Why Espresso: Unit vs. UI testing
This article differentiates unit tests, such as those written for jUnit, from UI tests in Espresso through both purpose and technical value.
What is Espresso?
Espresso is an automated UI testing framework for Android apps. They are scripts written in Java that simulate interactions with the app while it is running, either in an emulated environment or on a physical device.
Espresso tests are "instrumented", which means that internal workings (context) about the app such as object names, runtime variables, and other symbolic information is made available to the tests. Using Android Debug Bridge (ADB) to provide runtime feedback between tools like Android Studio and the app as test activities are executed on the target device.
How is Espresso different than Unit Testing?
Unit tests focus on small portions of code (i.e. class-level methods) and provide basic validation that code is working as expected. Espresso tests provide basic validation that the UI is working as expected.
Early feedback from lots of tiny unit tests on each build help developers know when they just "broke" something by changing some other portion of code. Early means often, and often means that speed and reliability of these tests are crucial.
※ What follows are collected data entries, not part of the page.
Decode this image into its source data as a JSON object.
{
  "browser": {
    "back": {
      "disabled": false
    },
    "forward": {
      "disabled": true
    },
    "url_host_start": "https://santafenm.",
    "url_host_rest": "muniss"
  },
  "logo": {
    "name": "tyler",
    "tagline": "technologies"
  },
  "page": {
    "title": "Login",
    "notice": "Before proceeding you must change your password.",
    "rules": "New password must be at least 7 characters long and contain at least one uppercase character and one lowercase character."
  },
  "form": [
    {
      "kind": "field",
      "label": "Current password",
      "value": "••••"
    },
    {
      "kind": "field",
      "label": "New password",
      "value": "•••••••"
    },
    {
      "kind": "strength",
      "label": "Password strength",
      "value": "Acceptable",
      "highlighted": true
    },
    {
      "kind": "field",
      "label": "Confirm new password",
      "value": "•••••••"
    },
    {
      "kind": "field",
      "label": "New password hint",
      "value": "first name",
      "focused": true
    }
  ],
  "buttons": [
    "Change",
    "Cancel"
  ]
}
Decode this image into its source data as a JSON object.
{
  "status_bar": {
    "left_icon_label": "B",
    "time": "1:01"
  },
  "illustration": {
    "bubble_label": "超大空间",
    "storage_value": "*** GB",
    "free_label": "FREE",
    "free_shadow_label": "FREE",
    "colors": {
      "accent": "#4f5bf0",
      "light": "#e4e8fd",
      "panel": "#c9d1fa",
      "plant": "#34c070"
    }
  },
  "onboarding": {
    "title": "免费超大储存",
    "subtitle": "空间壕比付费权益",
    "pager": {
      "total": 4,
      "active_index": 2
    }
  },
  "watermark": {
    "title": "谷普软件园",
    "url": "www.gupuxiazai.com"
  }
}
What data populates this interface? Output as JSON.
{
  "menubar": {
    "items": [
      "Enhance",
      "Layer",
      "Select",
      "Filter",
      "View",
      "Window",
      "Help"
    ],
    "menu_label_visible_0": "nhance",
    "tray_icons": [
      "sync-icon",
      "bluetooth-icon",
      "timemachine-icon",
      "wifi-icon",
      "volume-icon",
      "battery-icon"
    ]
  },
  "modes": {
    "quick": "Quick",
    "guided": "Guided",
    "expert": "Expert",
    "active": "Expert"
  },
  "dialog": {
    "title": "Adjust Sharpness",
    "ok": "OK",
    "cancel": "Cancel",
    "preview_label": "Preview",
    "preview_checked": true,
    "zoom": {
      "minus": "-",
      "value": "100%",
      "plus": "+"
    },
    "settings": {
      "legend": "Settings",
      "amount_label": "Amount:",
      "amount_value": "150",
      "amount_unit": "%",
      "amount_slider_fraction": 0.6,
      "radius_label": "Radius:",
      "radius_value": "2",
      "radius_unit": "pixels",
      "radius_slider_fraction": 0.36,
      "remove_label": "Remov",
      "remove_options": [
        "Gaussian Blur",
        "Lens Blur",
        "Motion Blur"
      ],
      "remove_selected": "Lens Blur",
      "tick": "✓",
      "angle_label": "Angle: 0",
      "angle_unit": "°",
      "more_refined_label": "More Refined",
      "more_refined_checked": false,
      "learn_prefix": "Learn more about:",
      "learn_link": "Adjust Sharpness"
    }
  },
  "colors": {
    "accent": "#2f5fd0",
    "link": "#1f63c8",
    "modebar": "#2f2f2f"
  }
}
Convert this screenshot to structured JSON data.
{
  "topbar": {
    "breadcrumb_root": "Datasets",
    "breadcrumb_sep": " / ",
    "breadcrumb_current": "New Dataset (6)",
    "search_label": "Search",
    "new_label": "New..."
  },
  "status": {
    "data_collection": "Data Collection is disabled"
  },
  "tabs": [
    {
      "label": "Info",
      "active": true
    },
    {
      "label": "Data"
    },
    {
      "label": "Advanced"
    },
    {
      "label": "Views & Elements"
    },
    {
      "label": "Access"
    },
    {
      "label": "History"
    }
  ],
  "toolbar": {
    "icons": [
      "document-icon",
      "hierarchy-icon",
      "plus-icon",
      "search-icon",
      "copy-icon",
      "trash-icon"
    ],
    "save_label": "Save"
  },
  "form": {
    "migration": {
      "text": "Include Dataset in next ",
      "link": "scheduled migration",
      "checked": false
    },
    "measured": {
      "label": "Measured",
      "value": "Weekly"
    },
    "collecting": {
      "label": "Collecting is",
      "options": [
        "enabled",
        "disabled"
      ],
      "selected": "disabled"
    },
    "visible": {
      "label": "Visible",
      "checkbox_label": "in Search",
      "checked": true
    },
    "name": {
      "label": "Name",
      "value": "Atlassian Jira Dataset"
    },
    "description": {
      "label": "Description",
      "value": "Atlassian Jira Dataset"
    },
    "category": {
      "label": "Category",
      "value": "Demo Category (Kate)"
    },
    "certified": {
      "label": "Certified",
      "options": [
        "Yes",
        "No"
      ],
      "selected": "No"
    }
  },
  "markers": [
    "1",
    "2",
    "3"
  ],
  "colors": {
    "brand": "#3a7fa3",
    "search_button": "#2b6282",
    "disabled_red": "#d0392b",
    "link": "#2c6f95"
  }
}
To that end, unit tests typically are hermetic and rely on stubs/mocks to stand in for dependencies. Antithetically, Espresso UI tests work through platform API which requires a runtime and device capabilities that are not faked. This provides more realistic feedback on code that might work at the unit level, but fails when chained together or during basic usability validations.
When should we write Unit Tests?
Always. You can figure out for yourself what total percent of lines of code are covered by unit tests, but this is a battle against low-level technical debt. How often do you want to be surprised when a change that seemingly had nothing to do with one piece of code breaks because expectations over what that code does weren't spelled out in a way that could be exercised regularly?
That's really what validation testing boils down to: are we communicating basic expectations about the things we're about to ship? Unit is just at a very low level, but the same applies at the UI workflow level too.
When should we write UI tests?
Whenever you have a UI...that's pretty obvious, right? People use an app, they don't call your class methods in isolation with static data on emulators. Eventually you have to get real: simulate clicks, drags, gestures, network conditions, and platform upgrades because that's how real people are using your user interface (a.k.a. your app).
How much UI testing you do is up to you, but it boils down to time cost. UI tests are often more complicated to write, though as we see with Espresso, a developer-focused syntax and fast execution speed goes a long way to reducing cultural friction to writing UI tests as part of "development complete".
Sideline: API teams, you don't get off so easily either. Your developer experience is your UI, the patterns by which your users call your endpoints, designed or otherwise, are equivalent to workflows. Equivalent to UI testing for app developers, holistic API tests that simulate known trends and expectations on your API will help you isolate breaking changes earlier and faster in your build cycles, it's that simple.